Spurgeon at the Metropolitan Tabernacle: 365 Sermons - Wednesday, December 18, 2013

Good works in good company

‘Come, my beloved, let us go forth into the field; let us lodge in the villages. Let us get up early to the vineyards; let us see if the vine flourish, whether the tender grape appear, and the pomegranates bud forth: there will I give thee my loves.’ Song of Solomon 7:11–12

Suggested Further Reading: Luke 10:38–42

Some persons imagine that one cannot serve Christ actively and yet have fellowship with him. I think they are very much mistaken. I confess it is very easy to get into Martha’s position, and to be cumbered with much serving; you may have to preach here and there so many times a week, to attend committees, to visit sick people, and to do so many other things, that you may really, unless you are careful, fritter away your own inward life in outward exercises. I do not think, however, that there is any reason why this should be the case except through our own folly. Certain is it that a person may do nothing at all, and yet grow quite lifeless in spiritual things. Mary was not praised for sitting still; no, but for sitting still at Jesus’ feet. And so, Christians are not to be praised, if they neglect duties, merely because they live in retirement, and keep much at home: it is not sitting, I say, but sitting at Jesus’ feet. Had Martha been sitting still, or had Mary been sitting anywhere else, I doubt not that the Master would have given a word of rebuke: he would never had said that mere sitting still was choosing the good part. Indeed, I know some of you who are none the better for doing nothing, but a great deal the worse; for those who do nothing grow sour, and are always willing to find fault with the way in which others serve Christ. Do not think, therefore, that mere activity is in itself an evil: I believe it is a blessing.
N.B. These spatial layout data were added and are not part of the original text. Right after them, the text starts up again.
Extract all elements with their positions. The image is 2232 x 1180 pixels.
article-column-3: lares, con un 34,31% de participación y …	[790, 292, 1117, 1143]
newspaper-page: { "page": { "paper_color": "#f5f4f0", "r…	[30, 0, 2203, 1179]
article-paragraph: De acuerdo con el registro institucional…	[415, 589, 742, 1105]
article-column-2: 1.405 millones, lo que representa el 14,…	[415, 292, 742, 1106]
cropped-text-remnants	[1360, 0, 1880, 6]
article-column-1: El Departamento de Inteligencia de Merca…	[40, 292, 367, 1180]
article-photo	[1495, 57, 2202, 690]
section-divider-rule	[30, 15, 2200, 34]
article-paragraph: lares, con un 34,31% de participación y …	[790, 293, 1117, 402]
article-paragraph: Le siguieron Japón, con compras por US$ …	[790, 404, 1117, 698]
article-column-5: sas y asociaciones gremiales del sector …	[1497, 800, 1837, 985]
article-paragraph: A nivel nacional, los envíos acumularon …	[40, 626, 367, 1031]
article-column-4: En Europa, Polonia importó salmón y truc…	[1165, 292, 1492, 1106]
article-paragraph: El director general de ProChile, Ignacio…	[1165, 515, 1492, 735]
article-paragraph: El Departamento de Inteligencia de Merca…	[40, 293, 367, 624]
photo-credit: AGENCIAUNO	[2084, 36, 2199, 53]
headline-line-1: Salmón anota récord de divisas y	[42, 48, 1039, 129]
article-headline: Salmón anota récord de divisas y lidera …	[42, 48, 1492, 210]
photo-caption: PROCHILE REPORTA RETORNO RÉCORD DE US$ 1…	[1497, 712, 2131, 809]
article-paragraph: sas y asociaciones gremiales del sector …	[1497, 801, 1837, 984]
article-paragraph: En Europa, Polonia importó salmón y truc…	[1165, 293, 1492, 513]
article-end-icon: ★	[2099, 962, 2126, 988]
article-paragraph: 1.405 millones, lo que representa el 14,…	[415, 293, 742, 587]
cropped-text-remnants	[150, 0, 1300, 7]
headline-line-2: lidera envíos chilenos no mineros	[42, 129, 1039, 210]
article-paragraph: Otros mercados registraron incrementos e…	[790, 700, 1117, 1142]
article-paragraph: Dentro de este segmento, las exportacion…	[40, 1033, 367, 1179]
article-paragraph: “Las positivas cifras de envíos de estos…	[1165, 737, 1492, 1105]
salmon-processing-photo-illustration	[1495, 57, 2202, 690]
Taking a survey of Christ’s church, you will find that those who have most fellowship with Christ, are not the persons who are recluses or hermits, who have much time to spend with themselves, but they are the useful indefatigable labourers who are toiling for Jesus.

For meditation: Devotion to God and his Word is not an alternative to Christian service. Devotion should lead to action; action should spring from devotion (Joshua 1:8; Daniel 11:32; 2 Timothy 3:16–17).